Ketika sampai di pintu gerbang belakang, ia mendapati Taehyung dan Hoseok sedang memakai pakaian penjaga. Mereka menyeringai ketika melihat Jisoo melangkah mendekat.
“Hey, Soo. Sudah lama tak bertemu. Apa kabar?” tanya Hoseok sambil tersenyum lebar
Jisoo menepuk kening Hoseok. “Kita bertemu tiga hari yang lalu, Bodoh.”
Hoseok mengerang kesakitan sambil memegangi keningnya. Taehyung terkikik geli di sebelahnya. Jisoo memicingkan matanya sambil menoleh ke segala arah. Dimana Jungkook dan Jimin?
“Apa yang terjadi? Mengapa kami berlutut begitu?”
Ia menoleh. Jimin berlari-lari kecil ke arah mereka dengan ekspresi bingung sedangkan Jungkook berada tak jauh di belakangnya.
Jungkook mengangguk paham melihat Hoseok yang masih mengusap-usap keningnya. “Ah, kamu baru saja merasakan kekuatan tangan Jisoo, ya? Lain kali kamu harus hati-hati. Tangannya kasar seperti kuli. Sangat menya— Aw!”
Taehyung dan Jimin tertawa mendengar teriakan Jungkook yang melengking. Dengan kedua mata menyipit, Jisoo memandangi Jungkook sinis.
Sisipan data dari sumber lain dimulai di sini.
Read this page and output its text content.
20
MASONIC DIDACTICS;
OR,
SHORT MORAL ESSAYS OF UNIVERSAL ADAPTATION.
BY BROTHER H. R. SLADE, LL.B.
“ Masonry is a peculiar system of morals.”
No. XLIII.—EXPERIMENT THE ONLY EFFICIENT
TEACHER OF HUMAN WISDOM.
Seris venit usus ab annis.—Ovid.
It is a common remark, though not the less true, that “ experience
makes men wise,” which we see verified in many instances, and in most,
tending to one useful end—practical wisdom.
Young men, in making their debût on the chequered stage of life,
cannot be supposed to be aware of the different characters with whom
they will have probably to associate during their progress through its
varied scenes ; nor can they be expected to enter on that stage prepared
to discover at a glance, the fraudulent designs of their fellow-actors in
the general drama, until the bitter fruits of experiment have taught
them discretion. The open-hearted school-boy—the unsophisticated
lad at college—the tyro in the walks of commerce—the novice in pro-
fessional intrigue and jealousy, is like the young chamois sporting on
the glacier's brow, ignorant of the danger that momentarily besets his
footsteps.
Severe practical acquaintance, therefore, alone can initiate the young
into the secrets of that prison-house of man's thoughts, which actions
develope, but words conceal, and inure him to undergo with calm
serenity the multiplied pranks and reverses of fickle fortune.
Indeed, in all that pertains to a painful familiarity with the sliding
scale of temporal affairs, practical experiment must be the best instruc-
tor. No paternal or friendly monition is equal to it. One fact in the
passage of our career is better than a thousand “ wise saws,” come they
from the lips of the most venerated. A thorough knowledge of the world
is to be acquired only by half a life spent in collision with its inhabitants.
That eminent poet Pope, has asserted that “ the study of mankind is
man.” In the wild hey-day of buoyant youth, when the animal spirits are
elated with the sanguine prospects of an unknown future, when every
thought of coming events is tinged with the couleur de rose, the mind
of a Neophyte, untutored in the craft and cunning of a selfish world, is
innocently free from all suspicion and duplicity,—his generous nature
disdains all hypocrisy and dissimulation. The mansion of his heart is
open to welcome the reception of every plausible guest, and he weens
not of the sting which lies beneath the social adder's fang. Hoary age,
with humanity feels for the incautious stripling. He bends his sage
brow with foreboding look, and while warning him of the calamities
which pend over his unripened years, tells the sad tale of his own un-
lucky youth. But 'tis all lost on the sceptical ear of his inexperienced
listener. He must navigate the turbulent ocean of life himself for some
“Mengapa kalian terlambat?”
Jungkook memegangi belakang kepalanya yang masih berdenyut. Benar-benar tangan kuli, pikirnya.
“Aku harus memasukkan pil tidur ke kopi para penjaga. Mereka tidak bisa melihat kita,” ujarnya. Kali ini, Jungkook menyamar sebagai salah satu juru masak di dapur.
“Baiklah, tunggu apa lagi? Kita hanya memiliki setengah jam sebelum mereka mulai curiga.”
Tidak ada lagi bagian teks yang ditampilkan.